9 Replies to “Massive Storm Reveals Water Deep Within Saturn’s Atmosphere”

    1. N.B. Your personal ‘theory’ was in violation of the 4th rule in Universe Today’s comment policy rules, which states:

      Don’t promote your personal, alternative physics theories – This is the same as advertising. You’ve got an idea and you want the world to know about it, then start up your own website, and blog away, but don’t do it here.

      Therefore, I have deleted your comments. If you have a problem with that, then talk to Fraser Cain.

  1. One last dogged attempt to comment via disqus. Oh my, water on Saturn! One of those gas giants? Plenty of water on their moons were told. Plenty of water out that way. But “gas giants” have but a trace of liquid water we’re told. They’re mostly hydrogen and helium, we’re told. I suppose any water has turned to steam? And the oxygen in H2o is where? Such BS. Every now and then I get a chance to try to educate the community to the possibility that the so called “gas giants” have significant, if not vast layers of water , also known as oceans; and that said oceans most certainly contain life, both micro and macro. And then disqus loses my message and I’m too angry to politely try to tell the moron world once again, that the “GAS GIANTS” have oceans rife with life. Shoemaker-Levy dredged up lots of water on Jupiter and now we see water ice on Saturn. Lightning on both “gas giants” most certainly water related. And you might be surprised to see how ignorant we are of the true state of P/T diagrams when the experts try to cross-section either of these huge, intricate, complex and colorful planets. I’m tired of being the lonely champion of life and oceans on the so called gas giants and welcome any discourse concerning such matters and wait to hear any info showing where I could be so wrong. I’ll try to transmit this agitated info now via this shoddy disqus crap.

  2. Please, someone, convince me that there is no chance of finding oceans of liquid water on the gas giants, Jupiter and Saturn. Show me the math–I’ll try to grasp it. Show me your cross-sections however dogmatic, hypothetical, or senseless; I’ll try my best to understand. But I send caution–lifeforms can alter a planets physical layering and constitution as they have here on Earth.

  3. Now that I can see my words are being posted, glory hallelujah, I can’t resist telling the world that their costly dreams of drilling and probing or even landing on Jovian moons seems a waste compared to insertion of an atmospheric balloon probe into the so called “GAS GIANTS”. I haven’t attempted the math but I’m betting 1/10 the cost, 10 x the survivability and longetivity.

  4. Water on Saturn–surely you jest —water?–on a known gas giant?

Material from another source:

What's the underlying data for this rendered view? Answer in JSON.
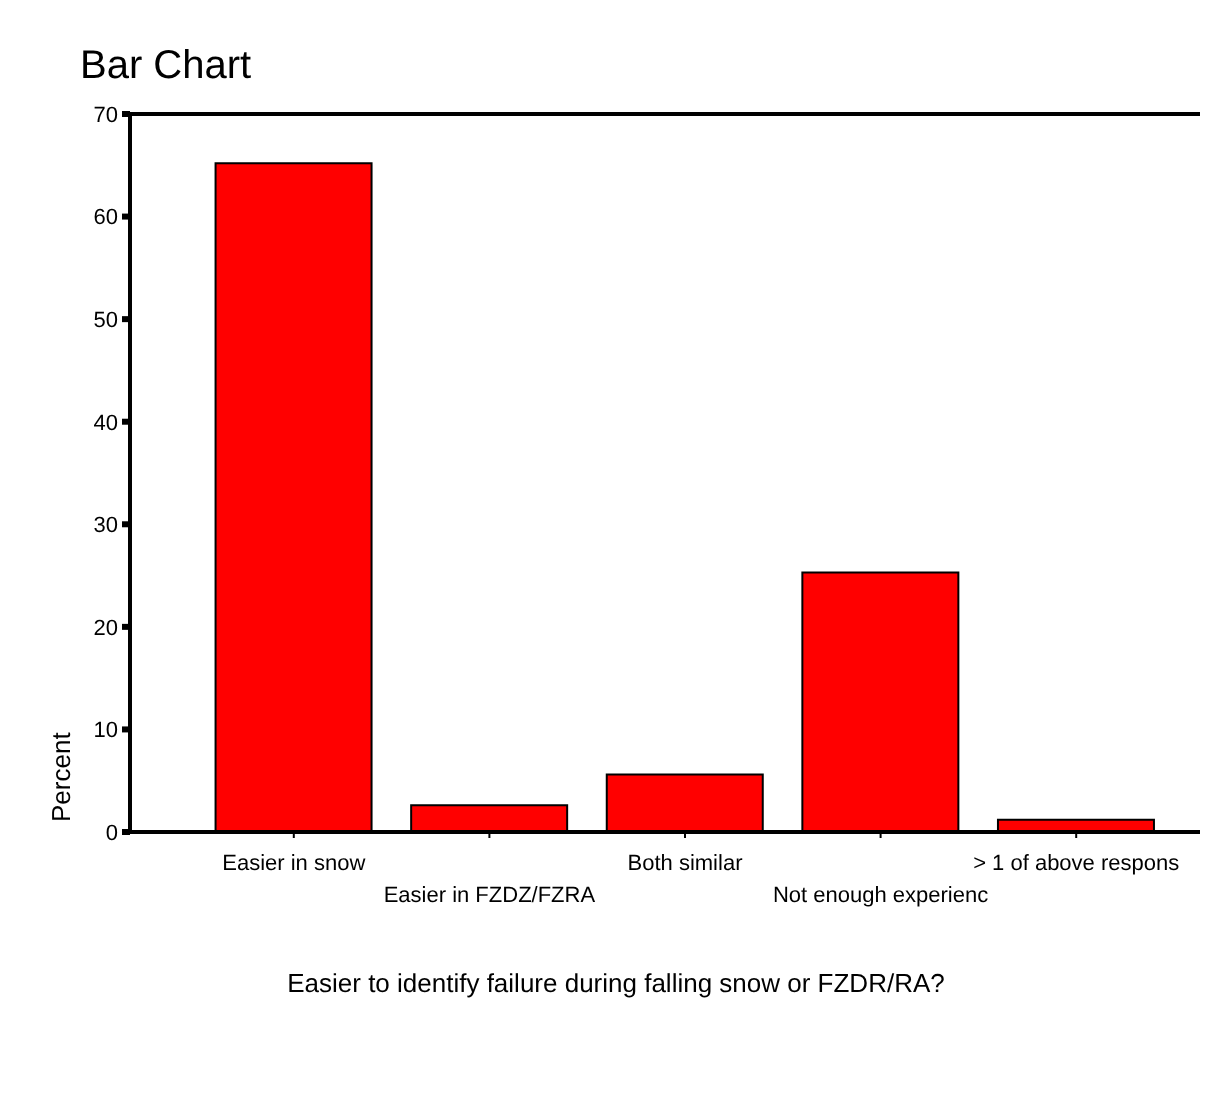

There’s no water out that way! Maybe a few liters but you experts and all your fools surely must know we’re talking about “gas giants”. Period. Discussion closed. Go to jail.

  5. How delightful to think I’m being posted–thanks disqus. I hope this is my last post for the morning. I’ll give odds to you “gas giant” morons that both Jupiter and Saturn harbor lifeforms visible to the naked human eye. I’ll bet my dollar to your $128 dollars that I’m right and your not . Gas giant enthusiasts should welcome such odds. Let’s hope we live long enough to get verification. I’m serious about this bet –contact me if interested–I might give better odds but I know how sure you “gas giant” folk think you know there just can’t be any life on a gas giant protected by a huge magnetic field. Damn, I forgot to check Saturn’s field. Bet still stands.